During Drosophila embryonic development, dorsal closure, i.e. the closure of an epidermal layer on amnioserosa cells, represents the last in a series of major morphogenetic changes (Jacinto et al. 2002). This morphogenetic event can be divided into three different stages depending on the dynamics of area reduction: early phase, slow phase, and fast phase (Figure 1C-D). During the early phase, the area of cells oscillates, but the tissue maintains its size. Subsequently, in the slow phase, the cells show oscillating apical constriction that gradually reduces the tissue area. Finally, in the fast phase, both the tissue and cells show persistent and rapid decreases in area.

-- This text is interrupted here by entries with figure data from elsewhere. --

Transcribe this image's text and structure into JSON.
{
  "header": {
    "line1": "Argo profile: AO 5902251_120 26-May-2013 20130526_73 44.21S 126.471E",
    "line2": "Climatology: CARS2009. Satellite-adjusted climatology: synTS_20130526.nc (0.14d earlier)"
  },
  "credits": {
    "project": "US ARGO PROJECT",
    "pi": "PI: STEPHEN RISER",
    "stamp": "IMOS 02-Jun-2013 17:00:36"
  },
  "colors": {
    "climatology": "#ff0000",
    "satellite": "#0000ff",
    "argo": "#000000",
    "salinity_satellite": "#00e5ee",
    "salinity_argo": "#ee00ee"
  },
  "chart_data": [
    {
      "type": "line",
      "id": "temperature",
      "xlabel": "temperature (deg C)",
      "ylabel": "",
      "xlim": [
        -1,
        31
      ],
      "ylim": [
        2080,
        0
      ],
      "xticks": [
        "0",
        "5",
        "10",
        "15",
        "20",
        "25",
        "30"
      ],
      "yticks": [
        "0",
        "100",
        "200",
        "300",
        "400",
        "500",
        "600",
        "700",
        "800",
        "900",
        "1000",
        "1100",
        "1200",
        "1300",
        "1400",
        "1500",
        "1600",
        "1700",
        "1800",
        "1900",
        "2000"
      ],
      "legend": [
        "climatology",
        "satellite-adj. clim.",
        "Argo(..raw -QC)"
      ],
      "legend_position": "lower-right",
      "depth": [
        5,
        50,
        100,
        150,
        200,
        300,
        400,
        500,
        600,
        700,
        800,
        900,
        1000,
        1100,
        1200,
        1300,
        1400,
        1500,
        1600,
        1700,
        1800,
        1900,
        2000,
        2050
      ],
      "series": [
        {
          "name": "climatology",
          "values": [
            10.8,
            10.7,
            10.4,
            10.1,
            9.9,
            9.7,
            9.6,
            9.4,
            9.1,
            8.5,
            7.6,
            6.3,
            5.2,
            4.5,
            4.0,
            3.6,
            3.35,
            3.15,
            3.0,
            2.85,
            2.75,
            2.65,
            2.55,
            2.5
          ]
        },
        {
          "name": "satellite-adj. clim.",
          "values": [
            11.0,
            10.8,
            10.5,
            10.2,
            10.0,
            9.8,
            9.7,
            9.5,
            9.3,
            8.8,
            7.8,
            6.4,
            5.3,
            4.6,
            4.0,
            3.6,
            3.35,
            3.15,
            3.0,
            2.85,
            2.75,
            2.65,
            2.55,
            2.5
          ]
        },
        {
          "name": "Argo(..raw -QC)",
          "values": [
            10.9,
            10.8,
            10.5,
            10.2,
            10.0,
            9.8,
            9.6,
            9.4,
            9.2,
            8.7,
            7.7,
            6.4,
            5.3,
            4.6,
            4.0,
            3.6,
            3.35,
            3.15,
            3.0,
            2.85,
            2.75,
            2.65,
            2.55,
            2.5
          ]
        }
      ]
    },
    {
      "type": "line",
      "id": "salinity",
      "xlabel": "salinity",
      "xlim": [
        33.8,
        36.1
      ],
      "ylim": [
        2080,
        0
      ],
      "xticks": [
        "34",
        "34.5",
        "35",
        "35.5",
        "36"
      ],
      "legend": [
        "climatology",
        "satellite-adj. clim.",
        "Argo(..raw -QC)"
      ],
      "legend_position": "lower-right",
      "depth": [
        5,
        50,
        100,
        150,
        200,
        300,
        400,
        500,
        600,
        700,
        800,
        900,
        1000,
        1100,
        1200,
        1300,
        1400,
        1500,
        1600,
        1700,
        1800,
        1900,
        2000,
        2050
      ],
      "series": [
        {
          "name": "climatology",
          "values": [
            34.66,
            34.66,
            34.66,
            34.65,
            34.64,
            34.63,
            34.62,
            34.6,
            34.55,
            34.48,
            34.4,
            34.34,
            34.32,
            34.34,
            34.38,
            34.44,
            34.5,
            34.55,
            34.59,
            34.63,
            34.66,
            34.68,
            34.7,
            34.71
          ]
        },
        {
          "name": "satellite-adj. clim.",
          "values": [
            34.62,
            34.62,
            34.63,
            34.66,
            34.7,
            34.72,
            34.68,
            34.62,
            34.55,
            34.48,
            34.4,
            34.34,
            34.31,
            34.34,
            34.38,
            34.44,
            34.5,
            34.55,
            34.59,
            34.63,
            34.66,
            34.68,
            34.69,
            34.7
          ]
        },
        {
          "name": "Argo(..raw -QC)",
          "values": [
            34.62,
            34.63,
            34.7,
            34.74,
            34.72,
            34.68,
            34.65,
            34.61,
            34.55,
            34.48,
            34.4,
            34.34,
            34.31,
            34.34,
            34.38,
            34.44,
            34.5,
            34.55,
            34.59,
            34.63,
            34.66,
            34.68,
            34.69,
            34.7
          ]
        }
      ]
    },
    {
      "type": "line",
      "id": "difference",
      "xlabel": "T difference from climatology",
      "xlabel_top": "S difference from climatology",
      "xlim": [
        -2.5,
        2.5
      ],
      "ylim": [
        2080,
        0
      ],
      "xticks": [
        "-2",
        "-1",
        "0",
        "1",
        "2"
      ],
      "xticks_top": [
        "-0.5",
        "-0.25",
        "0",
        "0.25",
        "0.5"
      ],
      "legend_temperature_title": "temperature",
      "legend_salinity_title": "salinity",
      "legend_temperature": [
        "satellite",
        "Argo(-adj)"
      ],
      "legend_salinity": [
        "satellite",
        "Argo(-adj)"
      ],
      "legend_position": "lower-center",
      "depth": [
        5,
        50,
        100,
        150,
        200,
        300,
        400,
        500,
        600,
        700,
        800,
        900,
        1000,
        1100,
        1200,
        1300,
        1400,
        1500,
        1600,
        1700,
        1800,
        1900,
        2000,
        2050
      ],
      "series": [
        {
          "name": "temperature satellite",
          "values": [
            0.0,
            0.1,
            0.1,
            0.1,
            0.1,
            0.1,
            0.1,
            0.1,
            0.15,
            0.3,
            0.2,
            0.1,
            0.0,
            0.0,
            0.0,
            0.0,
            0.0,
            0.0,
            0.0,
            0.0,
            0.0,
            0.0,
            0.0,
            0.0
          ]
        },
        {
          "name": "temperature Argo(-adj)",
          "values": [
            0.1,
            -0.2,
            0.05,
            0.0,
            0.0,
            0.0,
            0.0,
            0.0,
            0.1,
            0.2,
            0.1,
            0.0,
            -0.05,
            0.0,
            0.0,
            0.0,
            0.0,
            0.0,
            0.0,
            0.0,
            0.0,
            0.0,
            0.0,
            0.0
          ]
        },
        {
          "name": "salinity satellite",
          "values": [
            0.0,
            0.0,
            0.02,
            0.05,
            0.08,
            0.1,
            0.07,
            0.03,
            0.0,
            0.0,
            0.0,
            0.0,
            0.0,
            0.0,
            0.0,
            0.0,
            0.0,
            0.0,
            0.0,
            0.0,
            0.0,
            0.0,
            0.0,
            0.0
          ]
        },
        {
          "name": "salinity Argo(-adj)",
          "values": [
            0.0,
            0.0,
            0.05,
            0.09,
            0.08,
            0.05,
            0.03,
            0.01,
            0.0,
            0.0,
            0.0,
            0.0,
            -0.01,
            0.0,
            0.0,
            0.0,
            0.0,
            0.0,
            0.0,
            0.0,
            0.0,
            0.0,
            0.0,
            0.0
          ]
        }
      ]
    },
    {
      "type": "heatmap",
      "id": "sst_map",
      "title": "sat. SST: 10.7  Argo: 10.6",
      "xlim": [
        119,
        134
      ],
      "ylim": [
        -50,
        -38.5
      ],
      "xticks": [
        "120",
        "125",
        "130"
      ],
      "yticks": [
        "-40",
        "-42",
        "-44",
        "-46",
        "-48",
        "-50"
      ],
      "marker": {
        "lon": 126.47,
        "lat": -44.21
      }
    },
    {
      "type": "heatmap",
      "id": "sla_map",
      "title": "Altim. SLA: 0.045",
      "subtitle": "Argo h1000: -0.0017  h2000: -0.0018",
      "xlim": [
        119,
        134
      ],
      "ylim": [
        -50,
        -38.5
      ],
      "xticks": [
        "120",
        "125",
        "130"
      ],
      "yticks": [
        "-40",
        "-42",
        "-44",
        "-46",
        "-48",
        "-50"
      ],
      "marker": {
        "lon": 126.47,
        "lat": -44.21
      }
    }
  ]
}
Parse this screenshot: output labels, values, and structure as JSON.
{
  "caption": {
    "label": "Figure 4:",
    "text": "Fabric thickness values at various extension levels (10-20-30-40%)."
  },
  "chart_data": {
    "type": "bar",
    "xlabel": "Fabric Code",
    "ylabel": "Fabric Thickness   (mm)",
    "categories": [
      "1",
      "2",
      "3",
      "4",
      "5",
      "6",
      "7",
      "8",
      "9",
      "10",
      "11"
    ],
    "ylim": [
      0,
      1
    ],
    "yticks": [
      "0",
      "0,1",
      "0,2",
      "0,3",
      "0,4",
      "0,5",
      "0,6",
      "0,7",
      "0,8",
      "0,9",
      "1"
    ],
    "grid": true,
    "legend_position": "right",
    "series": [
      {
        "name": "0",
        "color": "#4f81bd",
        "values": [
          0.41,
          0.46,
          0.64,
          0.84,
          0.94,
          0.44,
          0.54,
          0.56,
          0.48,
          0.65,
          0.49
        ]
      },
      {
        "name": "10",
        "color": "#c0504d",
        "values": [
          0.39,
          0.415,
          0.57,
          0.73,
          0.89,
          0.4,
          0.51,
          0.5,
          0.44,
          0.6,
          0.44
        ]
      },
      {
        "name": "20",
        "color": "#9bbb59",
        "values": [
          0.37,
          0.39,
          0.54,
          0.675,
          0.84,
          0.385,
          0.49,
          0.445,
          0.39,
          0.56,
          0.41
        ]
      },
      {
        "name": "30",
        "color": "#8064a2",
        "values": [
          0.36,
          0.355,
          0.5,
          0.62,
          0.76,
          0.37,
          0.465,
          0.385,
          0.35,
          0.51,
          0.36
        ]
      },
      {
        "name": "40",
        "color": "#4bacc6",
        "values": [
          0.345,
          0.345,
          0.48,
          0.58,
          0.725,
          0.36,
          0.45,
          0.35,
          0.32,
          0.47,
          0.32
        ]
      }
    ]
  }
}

Using exclusively mathematical modelling, Durney et al. replicate the dynamics of dorsal closure. Their model is able to account for autonomous cell oscillations and the transition through phases based on the dynamics of the PAR proteins and actomyosin.
To model dorsal closure, the authors represented the amnioserosa tissue by a 2D vertex model in which a biochemical network is embedded and modelled as a set of differential equations (Figure 1A-B). The model is able to recover important aspects of dorsal closure from the dynamics of the PAR complex during the different phases:
Early phase: autonomous cell oscillations dominated by Myosin dynamics. Two types of negative feedback (Bazooka on aPKC and aPKC on actomyosin) are used in the model; these two types of feedback are used to demonstrate a cell-autonomous mechanism for the oscillation, with regulator “Ra” (an unknown but accounted regulator) playing a central role in the feedback mechanism.
Slow phase: ratcheting mechanism of cell area reduction. The model explains the actomyosin ratcheting by a finite availability of aPKC.
Fast phase: steady decrease in cell area without oscillations. In the model, the transition from the slow to the fast phase is triggered by the restriction of the availability of aPKC. The drop of aPKC relieves the negative feedback acting on Ra, thus promoting the assembly of Myosin and allowing the transition into the fast phase. The fast phase corresponds to the end of Myosin oscillations and instead a steady rise of Myosin translating into persistent contraction at a cellular and tissue level.
Figure 1. A) The amnioscerosa tissue is modelled as a grid of hexagonal cells. Each cell has 6 edges (grey) and 6 spokes (red) that respond elastically. The spokes also carry the active myosin force. B) Schematic summary of the biochemical network simulated in each cell (cyan: aPKC; green: a hypothetical Myosin regulator; red: Par3/Bazooka). C) Cell area dynamics of a single cell through different phases (early, slow and fast) of dorsal closure and D) tissue area dynamics. Panels A and B corresponds to Figure 1 of the preprint and panels C and D correspond to Figure 2 of the preprint.
What we like about this preprint and open questions
We found it very interesting that the authors were able to summarize in a predictive model the different dynamic features of dorsal closure (autonomous oscillations, ratcheting, and persistent contraction) using a set of differential equations based on a biochemical network.
The authors propose the existence of a factor “Ra” that links the kinetics of the Par proteins and the mechanics of actomyosin contraction. What might be the nature of this regulator? The authors proposed Rho kinase (Rok) as a candidate. Rok may indeed be a good candidate because it has been shown that phosphorylation by aPKC can remove it from the membrane (Ishiuchi and Takeichi, 2011) and Rok is able to phosphorylate Baz (Simões et al., 2010). However, to our knowledge, there are no reports on Rok recruiting aPKC from the cortex to the apico-medial domain.
Question: Which Myosin II regulator could recruit aPKC from the cortex to the apico-medial domain?
The model predicts that the available pool of aPKC is a crucial factor in regulating dorsal closure, thus changes in its levels will potentially lead to a change in the dynamics of the oscillations. An interesting experiment would be to modify the available levels of aPKC to experimentally validate this prediction. This could be achieved by overexpressing, knocking down (RNAi) and sequestering (trapping) of aPKC.
Question: According with the model, what effect could the changes in aPKC have in dorsal closure dynamics?
- Jacinto A, Woolner S, Martin P. Dev. Cell, 3 (2002), pp. 9-19. doi: 10.1016/S1534-5807(02)00208-3
- Ishiuchi T, Takeichi M. Nat Cell Biol. 2011 Jun 19;13(7):860-6. doi: 10.1038/ncb2274.
- Simões Sde M, Blankenship JT, Weitz O, Farrell DL, Tamada M, Fernandez-Gonzalez R, Zallen JA..Dev Cell. 2010 Sep 14;19(3):377-88. doi: 10.1016/j.devcel.2010.08.011.